2. Minha gedolah vs Minha ketanah

מִנְחָה גְדוֹלָה / קְטַנָּהMinha gedolah / ketanah

La journée halakhique compte 12 « heures » proportionnelles à la durée du jour. Minha gedolah commence à l'heure 6½ (≈ 12h30 en hiver), Minha ketanah à l'heure 9½ (≈ 15h en hiver).

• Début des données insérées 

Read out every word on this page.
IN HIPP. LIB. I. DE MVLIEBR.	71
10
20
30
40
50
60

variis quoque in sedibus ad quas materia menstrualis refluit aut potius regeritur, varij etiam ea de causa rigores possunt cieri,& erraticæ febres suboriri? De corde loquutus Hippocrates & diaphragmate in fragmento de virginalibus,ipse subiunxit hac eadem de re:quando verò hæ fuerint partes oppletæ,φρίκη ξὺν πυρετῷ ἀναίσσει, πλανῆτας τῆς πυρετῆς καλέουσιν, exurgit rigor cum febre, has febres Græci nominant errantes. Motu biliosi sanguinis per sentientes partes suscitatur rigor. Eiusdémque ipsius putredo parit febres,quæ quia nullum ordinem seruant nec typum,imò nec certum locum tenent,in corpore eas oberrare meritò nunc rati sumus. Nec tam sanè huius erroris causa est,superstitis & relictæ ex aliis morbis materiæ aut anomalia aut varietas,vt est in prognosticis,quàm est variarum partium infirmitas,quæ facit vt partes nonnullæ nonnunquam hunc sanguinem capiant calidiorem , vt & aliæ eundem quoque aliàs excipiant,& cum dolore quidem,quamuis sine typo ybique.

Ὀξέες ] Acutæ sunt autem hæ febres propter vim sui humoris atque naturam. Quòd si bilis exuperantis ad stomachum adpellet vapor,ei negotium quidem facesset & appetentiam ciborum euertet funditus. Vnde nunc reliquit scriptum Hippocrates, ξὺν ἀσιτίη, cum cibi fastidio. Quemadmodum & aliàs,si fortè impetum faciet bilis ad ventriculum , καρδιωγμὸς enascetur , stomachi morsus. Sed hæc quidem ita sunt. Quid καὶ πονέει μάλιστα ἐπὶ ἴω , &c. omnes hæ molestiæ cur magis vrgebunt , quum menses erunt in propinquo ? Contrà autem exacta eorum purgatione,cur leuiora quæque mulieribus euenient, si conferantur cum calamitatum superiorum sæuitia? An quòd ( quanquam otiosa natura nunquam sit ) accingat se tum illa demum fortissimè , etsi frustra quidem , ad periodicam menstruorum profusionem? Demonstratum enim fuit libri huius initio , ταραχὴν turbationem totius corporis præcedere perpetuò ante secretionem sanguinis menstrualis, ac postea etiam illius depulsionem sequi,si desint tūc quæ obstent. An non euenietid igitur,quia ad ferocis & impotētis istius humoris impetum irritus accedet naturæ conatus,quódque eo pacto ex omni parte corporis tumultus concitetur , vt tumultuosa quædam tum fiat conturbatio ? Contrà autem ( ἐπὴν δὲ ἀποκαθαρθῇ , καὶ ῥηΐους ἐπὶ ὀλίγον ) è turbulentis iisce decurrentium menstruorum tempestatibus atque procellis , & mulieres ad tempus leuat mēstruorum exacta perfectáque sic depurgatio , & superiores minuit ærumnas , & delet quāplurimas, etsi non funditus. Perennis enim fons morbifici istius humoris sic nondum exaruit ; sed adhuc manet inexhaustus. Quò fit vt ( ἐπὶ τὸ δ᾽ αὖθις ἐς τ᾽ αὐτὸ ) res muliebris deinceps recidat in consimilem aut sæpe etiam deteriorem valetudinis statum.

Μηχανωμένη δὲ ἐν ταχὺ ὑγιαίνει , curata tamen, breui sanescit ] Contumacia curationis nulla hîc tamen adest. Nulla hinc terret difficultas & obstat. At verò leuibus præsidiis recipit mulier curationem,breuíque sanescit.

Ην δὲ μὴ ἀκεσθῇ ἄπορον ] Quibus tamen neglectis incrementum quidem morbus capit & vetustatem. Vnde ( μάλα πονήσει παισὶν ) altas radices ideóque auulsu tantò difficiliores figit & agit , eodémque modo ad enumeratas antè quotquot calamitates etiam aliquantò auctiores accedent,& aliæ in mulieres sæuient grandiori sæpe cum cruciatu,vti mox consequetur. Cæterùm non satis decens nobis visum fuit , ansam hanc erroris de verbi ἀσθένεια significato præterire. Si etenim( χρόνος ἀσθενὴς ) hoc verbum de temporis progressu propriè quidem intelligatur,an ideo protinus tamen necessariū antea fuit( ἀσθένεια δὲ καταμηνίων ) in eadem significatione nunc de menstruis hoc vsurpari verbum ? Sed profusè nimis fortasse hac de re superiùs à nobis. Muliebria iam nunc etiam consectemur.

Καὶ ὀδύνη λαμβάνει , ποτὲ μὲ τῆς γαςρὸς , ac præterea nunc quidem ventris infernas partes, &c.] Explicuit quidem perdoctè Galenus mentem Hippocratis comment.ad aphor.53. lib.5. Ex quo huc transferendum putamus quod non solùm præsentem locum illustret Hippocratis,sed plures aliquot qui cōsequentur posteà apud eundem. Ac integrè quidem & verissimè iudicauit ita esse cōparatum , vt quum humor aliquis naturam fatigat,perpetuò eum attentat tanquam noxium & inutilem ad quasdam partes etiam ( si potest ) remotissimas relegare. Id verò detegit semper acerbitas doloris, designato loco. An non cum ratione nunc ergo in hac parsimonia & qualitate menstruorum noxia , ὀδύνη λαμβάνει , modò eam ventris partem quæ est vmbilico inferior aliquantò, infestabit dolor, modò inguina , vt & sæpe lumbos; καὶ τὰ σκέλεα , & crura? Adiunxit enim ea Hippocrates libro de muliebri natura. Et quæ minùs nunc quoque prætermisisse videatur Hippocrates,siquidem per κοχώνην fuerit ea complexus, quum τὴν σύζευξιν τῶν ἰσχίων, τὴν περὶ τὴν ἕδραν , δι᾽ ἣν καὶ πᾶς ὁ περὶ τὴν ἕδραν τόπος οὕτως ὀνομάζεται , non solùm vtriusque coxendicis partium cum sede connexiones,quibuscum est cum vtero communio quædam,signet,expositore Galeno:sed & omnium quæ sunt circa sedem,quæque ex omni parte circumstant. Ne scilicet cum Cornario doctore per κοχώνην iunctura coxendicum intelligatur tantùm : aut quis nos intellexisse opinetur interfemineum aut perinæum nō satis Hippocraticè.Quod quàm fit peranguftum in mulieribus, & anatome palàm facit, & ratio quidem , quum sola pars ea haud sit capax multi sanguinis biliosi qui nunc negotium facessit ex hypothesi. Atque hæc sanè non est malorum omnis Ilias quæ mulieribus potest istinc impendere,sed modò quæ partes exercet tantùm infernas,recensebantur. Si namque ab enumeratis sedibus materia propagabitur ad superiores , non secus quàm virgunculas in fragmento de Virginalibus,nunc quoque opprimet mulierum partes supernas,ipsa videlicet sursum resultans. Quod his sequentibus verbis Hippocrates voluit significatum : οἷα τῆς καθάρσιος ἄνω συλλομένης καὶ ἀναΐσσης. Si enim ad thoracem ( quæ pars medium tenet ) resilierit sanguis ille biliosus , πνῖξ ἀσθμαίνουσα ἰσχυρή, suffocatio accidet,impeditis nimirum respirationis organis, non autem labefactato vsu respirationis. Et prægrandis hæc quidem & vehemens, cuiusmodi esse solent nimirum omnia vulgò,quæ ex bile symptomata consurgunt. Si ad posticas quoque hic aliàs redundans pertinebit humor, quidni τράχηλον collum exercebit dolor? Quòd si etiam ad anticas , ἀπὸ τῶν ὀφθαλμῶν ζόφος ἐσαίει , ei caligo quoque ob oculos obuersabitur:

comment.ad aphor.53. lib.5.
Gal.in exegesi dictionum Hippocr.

Le Mehaber rapporte la mahloket sans trancher.

En pratique : l'idéal est de cesser à Minha gedolah (≈ 12h30-13h) ; au minimum, cesser à Minha ketanah (≈ 15h-16h).

3. קבע vs עראי — régulier ou ponctuel

מְלֶאכֶת קֶבַע / עֲרַאיkéva / arai

Le Rama introduit une distinction décisive : la mélakha régulière (קבע) — journée de bureau, atelier, commerce ouvert — tombe sous la règle ; l'activité ponctuelle (עראי), faite « pour l'instant » et sans en faire une habitude, reste permise.

Le Rama en donne le cas modèle :

וְדַוְקָא כְּשֶׁעוֹשֶׂה מְלָאכָה דֶּרֶךְ קֶבַע, אֲבָל אִם עוֹשֶׂה אוֹתָהּ דֶּרֶךְ עֲרַאי לְפִי שָׁעָה וְלֹא קָבַע עָלֶיהָ — שָׁרֵי. וְלָכֵן מֻתָּר לִכְתֹּב אִגֶּרֶת שְׁלוֹמִים.

« Et précisément quand on fait la mélakha de manière régulière ; mais si on la fait ponctuellement, pour l'instant, sans en faire une habitude — c'est permis. Et donc il est permis d'écrire une lettre d'amitié. »

Les exceptions du Seif ב

Le second seif énumère ce qui reste permis toute la journée, parce que c'est directement au service de Shabbat ou de l'étude personnelle :

CasSourceCe que dit la source
Réparer ses vêtements / ustensiles pour ShabbatMehaberPermis toute la journée — c'est pour l'honneur de Shabbat
Réparer pour un amiRamaPermis si c'est pour Shabbat et sans rémunération
Écrire pour son étude personnelleMehaberPermis ; mais écrire pour autrui contre salaire → interdit (Rama)
Aller chez le coiffeurMehaberPermis toute la journée, même chez un coiffeur juif
Étudier alors que Shabbat n'est pas prêtRamaDiminuer un peu son étude le vendredi pour préparer Shabbat

Le principe qui relie ces cas : tout ce qui sert directement et personnellement Shabbat (vêtements propres, cheveux coupés) est permis, comme l'est l'étude personnelle non rémunérée. Ce qui est professionnel et rémunéré retombe sous la règle générale.

Application moderne : bureau, e-mails, coiffeur

On comprend maintenant comment ce siman parle de nos vendredis :

Plusieurs autorités contemporaines s'appuient sur ce cadre pour discuter du travail salarié du vendredi après-midi, avec des nuances selon le moment retenu pour Minha et le caractère régulier ou ponctuel de l'activité.

⚠️ Ceci n'est pas un psak

Cet article présente ce que dit la source à des fins d'étude. Il ne tranche aucun cas pratique. Pour savoir si votre situation professionnelle est concernée — selon l'heure, la nature du travail et votre communauté — consultez votre Rav.

Questions fréquentes

Peut-on travailler au bureau le vendredi après-midi ?

Faire de la mélakha régulière à partir de Minha « ne voit pas de bénédiction ». L'idéal est de cesser à Minha gedolah (≈ 12h30 halakhique), au minimum à Minha ketanah (≈ 15h-16h). Ce n'est pas un interdit formel, mais on perd la bénédiction du travail. Pour un cas concret, consulte ton Rav.

Que signifie « אינו רואה סימן ברכה » ? Est-ce un interdit ?

« Ne voit pas de signe de bénédiction » : l'effort ne portera pas son fruit normal. Ce n'est pas un issour gamour mais une déconseillerie halakhique forte, à dimension spirituelle. La pratique des poskim est de respecter la règle.

Peut-on écrire une lettre ou aller chez le coiffeur le vendredi après-midi ?

Oui. Le Rama permet explicitement d'écrire une lettre d'amitié (acte ponctuel — עראי), et le Mehaber permet d'aller chez le coiffeur toute la journée, même chez un coiffeur juif. Pour la pratique, consulte ton Rav.